Das italienische „nebbia“ lässt sich im Deutschen mit „Nebel“ übersetzen. Im Piemont, in dem die Rebe hauptsächlich wächst, zieht in den Herbstmonaten oftmals Morgennebel über die Weinberge. Darüber hinaus weisen die Beeren bei voller Reife einen weißlichen Schleierbelag auf, der an Nebelschwaden erinnert. Gänzlich unterschiedlich die Ansicht derjenigen, die den Namen der Rebsorte mit dem Begriff „nobile“ bzw. „nobel“ verbinden. Denn im Piemont waren nicht nur die roten Rebstöcke heimisch, sondern auch zahlreiche Aristokraten und Könige. Und diese noblen Männer wiederum ließen sich gerne einmal die noble Traube schmecken …
Weiße Triebspitze, schwarze Beere
Auch die offene Triebspitze der Rebe ist weißlich, wollig und behaart, nur die Spitzen sind leicht rötlich gefärbt. Ebenfalls starkwollig behaart, allerdings gelblich und mit bronzefarbenen Rändern zeigen sich die jungen Blätter. Der Glanz bleibt auch mit dem Alter erhalten, die mitteltief gebuchteten Blätter werden mittelgroß, sind relativ dick, fünflappig und stumpf gezahnt. Die Oberfläche der Blätter ist leicht blasig, die Stielbucht V-förmig offen. Die große Traube ist walzenförmig, in Einzelfällen geschultert und trägt mit mittlerer Dichte kleine, ovale, dickschalige Beeren von fast schwarzer Farbe.

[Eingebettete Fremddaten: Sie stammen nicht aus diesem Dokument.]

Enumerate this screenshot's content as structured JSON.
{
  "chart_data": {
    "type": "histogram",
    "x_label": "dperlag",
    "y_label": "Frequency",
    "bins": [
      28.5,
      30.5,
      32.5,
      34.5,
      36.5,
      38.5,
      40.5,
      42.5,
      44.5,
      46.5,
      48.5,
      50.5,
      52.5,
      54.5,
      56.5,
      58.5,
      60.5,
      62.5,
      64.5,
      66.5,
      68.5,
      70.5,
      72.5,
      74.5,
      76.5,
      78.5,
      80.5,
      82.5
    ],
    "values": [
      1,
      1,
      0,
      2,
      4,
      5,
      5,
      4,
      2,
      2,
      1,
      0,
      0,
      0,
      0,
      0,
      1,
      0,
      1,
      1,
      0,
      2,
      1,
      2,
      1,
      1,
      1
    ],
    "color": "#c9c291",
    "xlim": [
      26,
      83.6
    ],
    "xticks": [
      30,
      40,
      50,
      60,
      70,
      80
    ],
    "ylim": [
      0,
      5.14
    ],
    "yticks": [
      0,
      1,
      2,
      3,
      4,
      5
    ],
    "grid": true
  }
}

Kapriziös und anspruchsvoll
Nebbiolo treibt früh aus, reift spät und stellt höchste Ansprüche an seine Lage. Sind die Böden nicht steil, kalkhaltig und voller Mergel, leidet die Qualität ebenso wie bei einer anderen Ausrichtung als der gen Süden oder Südwesten. Frühjahrsfröste können die Reben ebenso angreifen wie feuchte Witterungsverhältnisse, die während der Blüte zur Verrieselung und im Herbst zur Grauschimmelfäule führen können. Auch Echter Mehltau macht dem Nebbiolo zu schaffen, ein wenig mehr Widerstandsfähigkeit zeigt er gegenüber dem Falschen. Aufgrund der häufig zu hohen Erträge dünnen Winzer die Reben in der Regel gezielt aus. Dies mindert zwar den Ertrag, hebt aber die Qualität an.
Grundlage für zwei Berühmtheiten
Der Nebbiolo zählt zu den am langsamsten reifenden Weinen weltweit – gleichzeitig besitzt er auch eine entsprechend ungewöhnlich lange Lagerfähigkeit. So verändern sich im Laufe der Zeit auch seine Aromen und sein Geschmack. Bis vor kurzem boten Jungweine noch keinen großen Genuss. Zu tanninbetont, zu spröde, mit einer zu kräftigen Säure schmeckten sie in der Regel herb und erwiesen sich als unzugänglich. Neuartige Techniken während der Maische und im Ausbau führen inzwischen jedoch zu unkomplizierten Trinkweinen, die zwar die Tiefe der alten Nebbiolos vermissen lassen, aber durchaus mit anderen fruchtig-frischen Alltagsweinen mithalten können.
Seine wahre Größe allerdings entwickelt der Nebbiolo erst nach Jahren. Die Weine werden runder, komplexer und zeigen einen ausdrucksstarken Tiefgang. Das aromatische Bouquet erinnert typischerweise an Trüffel, Wild und Herbstlaub, Rosen und Veilchen, reife Pflaumen, dunkle Kirschen und rote Beeren. Dazu mischen sich würzige Nuancen von Nelke, Wachholderbeeren, Zimt und schwarzem Pfeffer.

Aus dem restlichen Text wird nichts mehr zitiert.